Celebrity Chef Andrew Zimmern
Finds Remedies for Hunger in Rural Zambia 

Andrew Zimmern—award-winning American chef, television host, and United Nations World Food Programme (WFP) Goodwill Ambassador—has travelled to more than 100 countries throughout his bizarre foods career and extensively throughout Africa. But his first visit to Zambia between March and April of 2023 left a lasting impression on him.

“This is my first mission trip as a Goodwill Ambassador for WFP, and it’s my first time to Zambia, and I’m forever changed by it. You can’t come into a country like this that is lifting itself up and not be incredibly moved, especially if you’re someone who’s been to so many African countries as I have,” said Zimmern.

He chronicles his trip to the Southern Province in a five-episode YouTube series, Paving the Way to Zero Hunger, out now on Zimmern’s YouTube channel. The series spotlights how climate change drives hunger in Zambia and the WFP resilience programs that enable small-scale farmers to adapt to climate change by adopting climate-smart agriculture, diversifying crops and their income streams and strengthening their overall food security.

In introducing the viewer to the series, Zimmern highlights an innovative, pupil-managed hydroponics garden at Gwembe Primary School, where students learn and grow fresh, diverse vegetables to enhance their school meals. This is one of 72 hydroponic gardens that WFP has helped establish across Zambia. Not only does the garden help teach science and provide balanced meals for its 1,300 pupils, but the excess vegetables are shared with the local community. The goal is to provide a model of how any community or household can supplement their diet through these low-cost and limited-water techniques. Many Gwembe students are teaching their parents sack farming and hydroponic techniques, transforming how their parents, many of whom are farmers, grow food.

Zimmern then meets with Monze farmer Emeldah who is part of a WFP-supported financial literacy group called Savings for Change. These innovative savings groups function like a savings and loan mechanism, supporting and educating farmers, many of them women, in saving, investing, and growing their income streams. Over time, as the participants’ financial literacy grows, WFP is able to link these groups to private financial institutions for even greater lending opportunities.

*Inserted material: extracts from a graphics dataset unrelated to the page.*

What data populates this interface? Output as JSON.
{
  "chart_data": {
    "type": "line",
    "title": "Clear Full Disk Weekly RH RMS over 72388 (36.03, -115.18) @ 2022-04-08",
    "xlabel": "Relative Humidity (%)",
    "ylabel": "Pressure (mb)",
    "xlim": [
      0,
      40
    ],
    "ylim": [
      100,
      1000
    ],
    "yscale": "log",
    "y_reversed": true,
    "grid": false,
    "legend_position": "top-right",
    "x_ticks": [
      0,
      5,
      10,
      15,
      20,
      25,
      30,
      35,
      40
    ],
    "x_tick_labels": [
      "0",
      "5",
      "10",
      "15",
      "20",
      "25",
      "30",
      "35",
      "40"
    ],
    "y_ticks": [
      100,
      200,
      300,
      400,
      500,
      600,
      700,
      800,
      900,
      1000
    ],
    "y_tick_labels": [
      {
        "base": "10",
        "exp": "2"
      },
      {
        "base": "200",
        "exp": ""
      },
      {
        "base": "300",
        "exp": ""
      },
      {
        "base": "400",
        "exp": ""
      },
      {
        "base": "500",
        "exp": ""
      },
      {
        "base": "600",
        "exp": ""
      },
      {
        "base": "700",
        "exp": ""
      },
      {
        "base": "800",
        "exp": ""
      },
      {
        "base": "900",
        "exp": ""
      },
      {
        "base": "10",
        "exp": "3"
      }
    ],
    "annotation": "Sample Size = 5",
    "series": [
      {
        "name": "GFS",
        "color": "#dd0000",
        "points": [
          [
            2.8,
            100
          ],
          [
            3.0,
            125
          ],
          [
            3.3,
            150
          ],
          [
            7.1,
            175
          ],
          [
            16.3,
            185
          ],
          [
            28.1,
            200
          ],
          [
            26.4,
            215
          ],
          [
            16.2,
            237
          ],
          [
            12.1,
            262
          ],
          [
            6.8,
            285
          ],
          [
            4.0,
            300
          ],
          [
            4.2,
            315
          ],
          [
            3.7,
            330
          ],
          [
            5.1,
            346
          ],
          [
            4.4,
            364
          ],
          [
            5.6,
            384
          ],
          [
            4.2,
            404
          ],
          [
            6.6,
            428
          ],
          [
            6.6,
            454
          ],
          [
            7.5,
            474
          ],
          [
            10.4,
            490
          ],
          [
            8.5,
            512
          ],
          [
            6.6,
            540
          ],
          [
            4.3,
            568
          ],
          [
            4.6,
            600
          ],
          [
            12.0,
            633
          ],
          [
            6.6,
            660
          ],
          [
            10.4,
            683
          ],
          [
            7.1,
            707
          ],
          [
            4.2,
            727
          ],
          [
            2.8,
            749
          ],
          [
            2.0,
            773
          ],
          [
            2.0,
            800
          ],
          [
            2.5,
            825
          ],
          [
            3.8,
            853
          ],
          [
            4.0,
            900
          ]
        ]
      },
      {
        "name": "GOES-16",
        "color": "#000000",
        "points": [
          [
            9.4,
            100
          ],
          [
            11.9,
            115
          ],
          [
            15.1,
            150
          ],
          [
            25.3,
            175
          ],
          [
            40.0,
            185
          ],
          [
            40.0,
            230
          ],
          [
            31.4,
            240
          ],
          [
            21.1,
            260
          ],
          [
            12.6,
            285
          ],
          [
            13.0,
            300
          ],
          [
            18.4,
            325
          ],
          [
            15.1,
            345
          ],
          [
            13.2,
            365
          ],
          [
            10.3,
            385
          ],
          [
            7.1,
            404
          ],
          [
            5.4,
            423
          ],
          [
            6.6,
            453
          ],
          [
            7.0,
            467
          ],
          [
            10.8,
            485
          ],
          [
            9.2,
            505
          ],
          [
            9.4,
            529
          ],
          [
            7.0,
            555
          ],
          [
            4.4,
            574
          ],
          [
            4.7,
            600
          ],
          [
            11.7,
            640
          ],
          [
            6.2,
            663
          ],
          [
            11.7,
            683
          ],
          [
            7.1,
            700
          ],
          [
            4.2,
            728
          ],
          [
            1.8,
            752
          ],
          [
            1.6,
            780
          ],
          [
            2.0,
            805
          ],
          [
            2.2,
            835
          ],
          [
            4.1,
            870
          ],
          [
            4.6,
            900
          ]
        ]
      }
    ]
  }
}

In the last episode, we meet Gwembe farmer Priscilla. She has worked with WFP to implement climate-smart, conservation agricultural methods that allow her to diversify her crops and conserve water during the dry season. Despite a failed rainy season and un-harvestable cowpea crop this year, Priscilla can rely on her alternative crops of sorghum, sunflower, groundnuts, and maize to feed her family and sell at the market. With conservation farming, she’s increased her yield from 40 to 60 bags and has been trained to use air-tight storage bags to avoid post-harvest loss.

THIS IS MY FIRST MISSION TRIP AS A GOODWILL AMBASSADOR FOR WFP AND IT’S MY FIRST TIME TO ZAMBIA AND I’M FOREVER CHANGED BY IT.

Since 1967, WFP has been a strategic partner to the Zambian government in an effort to build government capacity and work toward food security for all. WFP’s programs in Zambia include food assistance and nutrition services, skills training and support to smallholder farmers as well as supporting the implementation of homegrown school meal programs. WFP prioritizes its support for women farmers, whom they view as crucial drivers of change. 90 percent of the country’s food is produced by smallholder farmers, of which 50.4 percent are women, who often have less access than men to agricultural inputs.

Zimmern was deeply inspired by the solutions he saw that are helping families and creating real change for local communities. “The work that WFP is doing here is absolutely staggering. Taking small programs, small gestures, like the grain aggregators, like the nutrition programs in schools, like the hydroponic gardens, like the Savings for Change programs that we saw…all those things are small gestures that can then be scaled up and literally change the face of a country in just a handful of years. And if it can work in Zambia, it can also work in other countries,” said Zimmern.

In his role as WFP Goodwill Ambassador, Zimmern leverages his platform to raise awareness of WFP’s mission to end global hunger and to galvanise American support and funding for the organisation. Inspired by his experience in Zambia, he also supports further American investment in Zambia.

“When you wonder why invest in a country like Zambia, well, it’s kind of obvious to me. The people are eager, have an incredible amount of pride, and see the opportunities for economic development and to be the breadbasket for the eight nations surrounding them. And as importantly, the incredible families, women, and students we met all want to implement these programs in their communities and homes and spread the gospel of change far and wide because it’s working for them,” said Zimmern.